Following news that the University of Minnesota's president agreed to delay implementation of a "yes means yes" sexual consent policy, a small percentage of the student body protested.

Student body president Joelle Stangler started a petition on Change.org requesting the policy be implemented before students return in the fall. At the time of this writing, the petition has gained nearly 1,500 signatures. If every one of those signatures is a U of M student, that would account for about 3 percent of the student population.

Stangler's reasoning behind delaying the policy until the middle of the school year does make sense though. "By delaying the policy, we will forgo a clean implementation at the beginning of the academic year and risk attempting to educate people about two different policies and miss out on the optimal time frame to educate new and returning students," she wrote.

Of course, not implementing the policy at all would solve that problem as well.

Stangler describes yes means yes policies as "common practice." But these policies are anything but common practice. People don't have sex by asking "May I kiss you?" "May I touch you here?" etc.
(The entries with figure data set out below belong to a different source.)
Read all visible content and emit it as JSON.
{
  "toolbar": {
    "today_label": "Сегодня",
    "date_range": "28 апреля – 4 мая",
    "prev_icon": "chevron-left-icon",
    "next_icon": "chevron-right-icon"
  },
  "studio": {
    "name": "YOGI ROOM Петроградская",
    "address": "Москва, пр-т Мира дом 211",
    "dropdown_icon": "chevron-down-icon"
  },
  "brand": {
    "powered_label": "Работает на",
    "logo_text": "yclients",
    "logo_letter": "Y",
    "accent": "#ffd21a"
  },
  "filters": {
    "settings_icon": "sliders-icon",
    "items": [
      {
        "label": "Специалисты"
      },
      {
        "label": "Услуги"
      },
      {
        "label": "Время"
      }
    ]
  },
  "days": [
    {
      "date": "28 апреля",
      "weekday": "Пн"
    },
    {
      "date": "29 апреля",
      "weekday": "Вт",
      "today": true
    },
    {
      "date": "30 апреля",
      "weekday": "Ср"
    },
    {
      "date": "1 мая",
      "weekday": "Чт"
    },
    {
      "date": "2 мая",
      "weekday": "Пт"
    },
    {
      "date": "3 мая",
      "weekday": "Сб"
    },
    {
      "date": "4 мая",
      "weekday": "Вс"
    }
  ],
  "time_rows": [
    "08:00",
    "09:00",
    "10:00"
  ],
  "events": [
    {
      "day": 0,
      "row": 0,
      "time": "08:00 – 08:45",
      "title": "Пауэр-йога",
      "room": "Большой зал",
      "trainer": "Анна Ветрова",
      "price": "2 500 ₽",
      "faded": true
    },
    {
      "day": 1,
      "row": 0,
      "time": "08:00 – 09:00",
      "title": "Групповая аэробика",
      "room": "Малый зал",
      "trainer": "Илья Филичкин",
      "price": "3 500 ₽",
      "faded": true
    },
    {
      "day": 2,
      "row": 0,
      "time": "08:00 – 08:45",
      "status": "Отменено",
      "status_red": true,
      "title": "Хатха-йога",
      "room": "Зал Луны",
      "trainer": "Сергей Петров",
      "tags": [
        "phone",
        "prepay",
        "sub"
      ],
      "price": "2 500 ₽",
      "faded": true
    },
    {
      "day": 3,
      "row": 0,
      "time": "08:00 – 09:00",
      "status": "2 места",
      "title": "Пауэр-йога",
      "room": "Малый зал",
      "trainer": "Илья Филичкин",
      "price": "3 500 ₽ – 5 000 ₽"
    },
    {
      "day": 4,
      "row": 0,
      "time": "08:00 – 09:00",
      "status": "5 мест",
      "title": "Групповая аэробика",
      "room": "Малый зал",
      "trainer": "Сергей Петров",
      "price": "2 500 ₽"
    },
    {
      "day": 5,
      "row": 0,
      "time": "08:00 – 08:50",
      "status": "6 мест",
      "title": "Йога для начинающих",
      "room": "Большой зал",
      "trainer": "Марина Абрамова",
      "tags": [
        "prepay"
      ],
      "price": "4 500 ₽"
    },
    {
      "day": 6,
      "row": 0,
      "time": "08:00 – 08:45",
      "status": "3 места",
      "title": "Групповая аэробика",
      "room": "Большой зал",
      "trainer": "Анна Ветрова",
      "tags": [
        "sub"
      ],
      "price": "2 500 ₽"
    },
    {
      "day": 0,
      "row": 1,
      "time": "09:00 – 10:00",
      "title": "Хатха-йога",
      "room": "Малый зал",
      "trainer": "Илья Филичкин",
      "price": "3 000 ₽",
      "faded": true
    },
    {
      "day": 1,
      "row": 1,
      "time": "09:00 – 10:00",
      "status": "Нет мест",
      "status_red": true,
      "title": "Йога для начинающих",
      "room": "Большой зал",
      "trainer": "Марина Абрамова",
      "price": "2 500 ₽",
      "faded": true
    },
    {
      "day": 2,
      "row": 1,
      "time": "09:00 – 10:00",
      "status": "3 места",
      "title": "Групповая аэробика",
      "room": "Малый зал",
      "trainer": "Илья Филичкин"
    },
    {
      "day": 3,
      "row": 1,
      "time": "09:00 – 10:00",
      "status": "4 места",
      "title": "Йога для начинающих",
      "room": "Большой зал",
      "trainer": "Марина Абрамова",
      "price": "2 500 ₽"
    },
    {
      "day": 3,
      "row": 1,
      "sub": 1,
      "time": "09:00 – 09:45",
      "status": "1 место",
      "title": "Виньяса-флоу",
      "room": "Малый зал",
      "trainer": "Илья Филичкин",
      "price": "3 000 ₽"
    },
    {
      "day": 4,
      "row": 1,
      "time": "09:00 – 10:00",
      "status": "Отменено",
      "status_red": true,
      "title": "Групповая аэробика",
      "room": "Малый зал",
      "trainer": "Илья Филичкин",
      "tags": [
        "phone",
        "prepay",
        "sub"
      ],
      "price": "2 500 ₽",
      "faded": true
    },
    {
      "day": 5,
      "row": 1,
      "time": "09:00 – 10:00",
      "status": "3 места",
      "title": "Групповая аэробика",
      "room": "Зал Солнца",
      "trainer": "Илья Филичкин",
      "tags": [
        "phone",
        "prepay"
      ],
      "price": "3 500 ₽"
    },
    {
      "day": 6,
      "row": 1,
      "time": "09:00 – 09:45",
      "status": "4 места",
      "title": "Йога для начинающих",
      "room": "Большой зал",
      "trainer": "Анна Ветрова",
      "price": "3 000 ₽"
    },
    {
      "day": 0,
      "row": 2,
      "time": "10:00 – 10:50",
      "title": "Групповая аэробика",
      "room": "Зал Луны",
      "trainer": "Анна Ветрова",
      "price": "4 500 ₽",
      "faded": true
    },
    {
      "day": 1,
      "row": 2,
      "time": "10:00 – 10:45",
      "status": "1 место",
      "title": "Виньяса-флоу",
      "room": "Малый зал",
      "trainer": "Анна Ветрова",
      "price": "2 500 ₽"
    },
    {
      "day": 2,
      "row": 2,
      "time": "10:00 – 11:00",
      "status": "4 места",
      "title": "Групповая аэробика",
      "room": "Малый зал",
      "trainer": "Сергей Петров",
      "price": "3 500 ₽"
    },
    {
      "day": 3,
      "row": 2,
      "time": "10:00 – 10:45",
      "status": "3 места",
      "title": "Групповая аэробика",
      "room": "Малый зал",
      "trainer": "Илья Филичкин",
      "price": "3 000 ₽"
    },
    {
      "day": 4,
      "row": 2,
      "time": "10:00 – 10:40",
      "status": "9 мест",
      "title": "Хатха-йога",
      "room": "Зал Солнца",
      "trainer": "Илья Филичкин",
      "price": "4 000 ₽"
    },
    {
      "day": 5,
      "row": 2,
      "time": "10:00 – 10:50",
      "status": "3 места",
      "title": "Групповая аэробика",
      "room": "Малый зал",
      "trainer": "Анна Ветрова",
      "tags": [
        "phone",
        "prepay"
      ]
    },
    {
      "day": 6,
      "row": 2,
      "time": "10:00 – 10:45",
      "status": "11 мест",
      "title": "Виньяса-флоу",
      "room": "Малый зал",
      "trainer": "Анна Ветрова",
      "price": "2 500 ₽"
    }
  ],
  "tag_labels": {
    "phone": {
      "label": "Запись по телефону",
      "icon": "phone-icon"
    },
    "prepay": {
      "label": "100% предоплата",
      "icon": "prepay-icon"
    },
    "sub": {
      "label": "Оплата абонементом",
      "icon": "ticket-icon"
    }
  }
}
Further, the policy broadly defines sexual assault to include everything from a stolen kiss to rape. Really, anything the accuser decides later they didn't like can become grounds for an accusation. And if the accuser was drinking, consent is automatically negated, even if the accused had been drinking as well (and would presumably therefore be unable to consent). The policy shifts the burden of proof onto the accused, meaning they have to prove a crime didn't happen, which, short of a video recording, is impossible in a he said/she said situation.

Naturally, Stangler makes no mention of any of this in her petition, and she has so far not responded to a Washington Examiner request for comment.